La Commission européenne a pris mardi deux décisions dans la «guerre des brevets» qui fait rage entre acteurs de la téléphonie mobile, en s'abstenant d'infliger une amende à Motorola Mobility et en acceptant les engagements de Samsung, tous deux accusés d'abus de position dominante.

La Commission européenne, gardienne de la concurrence en Europe, avait adressé en mai 2013 une communication des griefs à Motorola Mobility, filiale de Google, à qui elle reprochait d'avoir déposé abusivement une injonction contre Apple en Allemagne pour le viol de ses brevets dans la téléphonie mobile.
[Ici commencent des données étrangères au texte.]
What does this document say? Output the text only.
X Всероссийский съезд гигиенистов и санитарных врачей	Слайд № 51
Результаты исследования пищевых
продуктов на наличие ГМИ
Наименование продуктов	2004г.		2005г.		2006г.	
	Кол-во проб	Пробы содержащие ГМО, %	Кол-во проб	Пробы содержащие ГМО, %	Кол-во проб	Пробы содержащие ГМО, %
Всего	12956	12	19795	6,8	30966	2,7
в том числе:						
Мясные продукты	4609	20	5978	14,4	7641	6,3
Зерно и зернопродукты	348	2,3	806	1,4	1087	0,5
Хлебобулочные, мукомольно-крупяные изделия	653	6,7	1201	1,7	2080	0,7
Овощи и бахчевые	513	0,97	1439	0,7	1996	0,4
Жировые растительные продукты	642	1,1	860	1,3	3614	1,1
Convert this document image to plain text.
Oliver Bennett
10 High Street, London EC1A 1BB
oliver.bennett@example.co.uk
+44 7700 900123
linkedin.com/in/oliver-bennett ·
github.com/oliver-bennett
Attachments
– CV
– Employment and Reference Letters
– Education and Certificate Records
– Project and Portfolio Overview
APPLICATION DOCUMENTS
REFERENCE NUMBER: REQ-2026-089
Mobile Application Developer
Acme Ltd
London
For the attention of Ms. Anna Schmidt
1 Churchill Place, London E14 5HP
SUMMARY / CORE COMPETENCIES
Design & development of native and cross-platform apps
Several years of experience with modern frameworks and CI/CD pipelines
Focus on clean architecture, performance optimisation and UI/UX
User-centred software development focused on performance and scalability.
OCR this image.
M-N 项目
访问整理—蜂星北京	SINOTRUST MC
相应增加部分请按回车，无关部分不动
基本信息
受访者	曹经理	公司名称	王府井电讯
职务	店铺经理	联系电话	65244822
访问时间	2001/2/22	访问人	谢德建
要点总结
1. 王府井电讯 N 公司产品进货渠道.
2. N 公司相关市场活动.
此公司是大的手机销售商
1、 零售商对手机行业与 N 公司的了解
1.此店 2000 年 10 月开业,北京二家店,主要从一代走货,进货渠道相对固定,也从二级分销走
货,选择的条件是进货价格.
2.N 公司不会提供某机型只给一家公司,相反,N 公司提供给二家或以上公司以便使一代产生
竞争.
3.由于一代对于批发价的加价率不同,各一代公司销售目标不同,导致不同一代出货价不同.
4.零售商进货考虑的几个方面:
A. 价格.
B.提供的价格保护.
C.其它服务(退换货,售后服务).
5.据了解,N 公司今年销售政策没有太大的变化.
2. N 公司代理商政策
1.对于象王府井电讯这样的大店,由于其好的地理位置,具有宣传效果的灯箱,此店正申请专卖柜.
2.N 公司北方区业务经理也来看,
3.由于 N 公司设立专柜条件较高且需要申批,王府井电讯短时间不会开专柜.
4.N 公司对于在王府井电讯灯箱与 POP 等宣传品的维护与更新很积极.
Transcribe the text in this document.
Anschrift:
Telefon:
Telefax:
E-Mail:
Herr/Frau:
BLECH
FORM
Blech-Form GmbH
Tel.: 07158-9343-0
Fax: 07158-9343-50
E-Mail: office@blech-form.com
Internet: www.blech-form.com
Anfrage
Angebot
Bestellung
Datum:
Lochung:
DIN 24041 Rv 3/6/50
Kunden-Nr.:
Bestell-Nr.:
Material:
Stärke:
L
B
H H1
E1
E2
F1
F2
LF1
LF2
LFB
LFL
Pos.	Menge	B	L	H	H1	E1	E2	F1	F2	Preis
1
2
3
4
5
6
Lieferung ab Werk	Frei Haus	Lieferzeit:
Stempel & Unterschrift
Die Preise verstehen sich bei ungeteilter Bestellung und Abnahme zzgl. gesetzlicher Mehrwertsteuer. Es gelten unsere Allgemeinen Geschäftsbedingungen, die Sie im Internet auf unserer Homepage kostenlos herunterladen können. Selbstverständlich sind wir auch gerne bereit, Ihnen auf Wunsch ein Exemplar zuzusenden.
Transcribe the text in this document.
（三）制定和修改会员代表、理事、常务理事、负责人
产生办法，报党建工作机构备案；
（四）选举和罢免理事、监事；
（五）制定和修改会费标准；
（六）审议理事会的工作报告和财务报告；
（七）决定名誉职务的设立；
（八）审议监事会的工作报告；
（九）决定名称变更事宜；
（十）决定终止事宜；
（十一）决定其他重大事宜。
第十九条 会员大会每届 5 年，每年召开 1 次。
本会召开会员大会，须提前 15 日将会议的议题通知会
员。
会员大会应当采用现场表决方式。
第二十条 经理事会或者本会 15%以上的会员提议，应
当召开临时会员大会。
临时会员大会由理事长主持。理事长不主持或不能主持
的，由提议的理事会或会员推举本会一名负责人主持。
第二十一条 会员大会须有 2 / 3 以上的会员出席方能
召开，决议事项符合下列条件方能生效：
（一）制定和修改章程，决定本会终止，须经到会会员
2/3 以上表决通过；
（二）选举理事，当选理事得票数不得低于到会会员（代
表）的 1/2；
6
Motorola Mobility, concepteur de téléphones intelligents et de tablettes, détient des brevets dits «essentiels» liés à des normes: il s'agit de brevets incontournables pour faire fonctionner des technologies largement répandues.

Motorola Mobility s'était engagé à concéder des licences pour ces brevets à des conditions équitables, raisonnables et non discriminatoires, mais la Commission estimait que l'injonction visant Apple en Allemagne allait à l'encontre de ces engagements.

Les injonctions déposées en justice impliquent généralement l'interdiction à la vente du produit violant le brevet. Y recourir de manière abusive risque de nuire aux consommateurs en réduisant la concurrence, estime la Commission.

Dans sa décision de mardi, l'exécutif européen a jugé que l'injonction de Motorola contre Apple est bel et bien abusive et constitue un abus de position dominante, en violation des règles européennes.

En conséquence, la Commission a ordonné à Motorola Mobility d'éliminer les effets négatifs résultant de cet abus. En revanche, elle s'est abstenue de lui infliger une amende, qui aurait pu en théorie s'élever à 10% du chiffre d'affaires du groupe.

«C'était la première fois que nous avions à traiter d'un cas de brevet essentiel», a souligné au cours d'une conférence de presse le commissaire européen chargé de la Concurrence, Joaquin Almunia, pour expliquer cette décision. De plus, des tribunaux de différents États membres sont parvenus à des conclusions contradictoires dans ce genre de cas, a-t-il souligné.

Dans une décision séparée mais sur un sujet semblable, la Commission européenne a accepté les engagements proposés par le géant sud-coréen Samsung, et les a rendus juridiquement contraignants.

Il était également reproché à Samsung d'avoir abusé de sa position dominante en matière de brevets en cherchant à obtenir des injonctions injustifiées devant plusieurs tribunaux européens contre ses concurrents, en particulier Apple.

En vertu de ses engagements, Samsung s'abstiendra de recourir à des injonctions contre les entreprises qui accepteront un cadre de concession de licences spécifiques concernant les brevets essentiels pour la téléphonie mobile.

Ces deux décisions «apportent de la clarté juridique sur les circonstances dans lesquelles les injonctions pour faire respecter des brevets essentiels à une norme peuvent être anticoncurrentielles. Cela contribuera aussi à assurer le bon fonctionnement du processus de fixation des normes en Europe», a souligné M. Almunia.

Un autre épisode de la guerre des brevets est toujours en cours à Bruxelles: Microsoft a saisi en février 2012 la Commission contre Google et Motorola Mobility, qu'il accusait d'utiliser leurs brevets essentiels pour tenter de bloquer les ventes de ses produits, notamment les consoles de jeu XBox.

Les services de la direction générale de la concurrence travaillent sur ce dossier, «mais n'en sont pas encore à la phase finale», a indiqué mardi M. Almunia.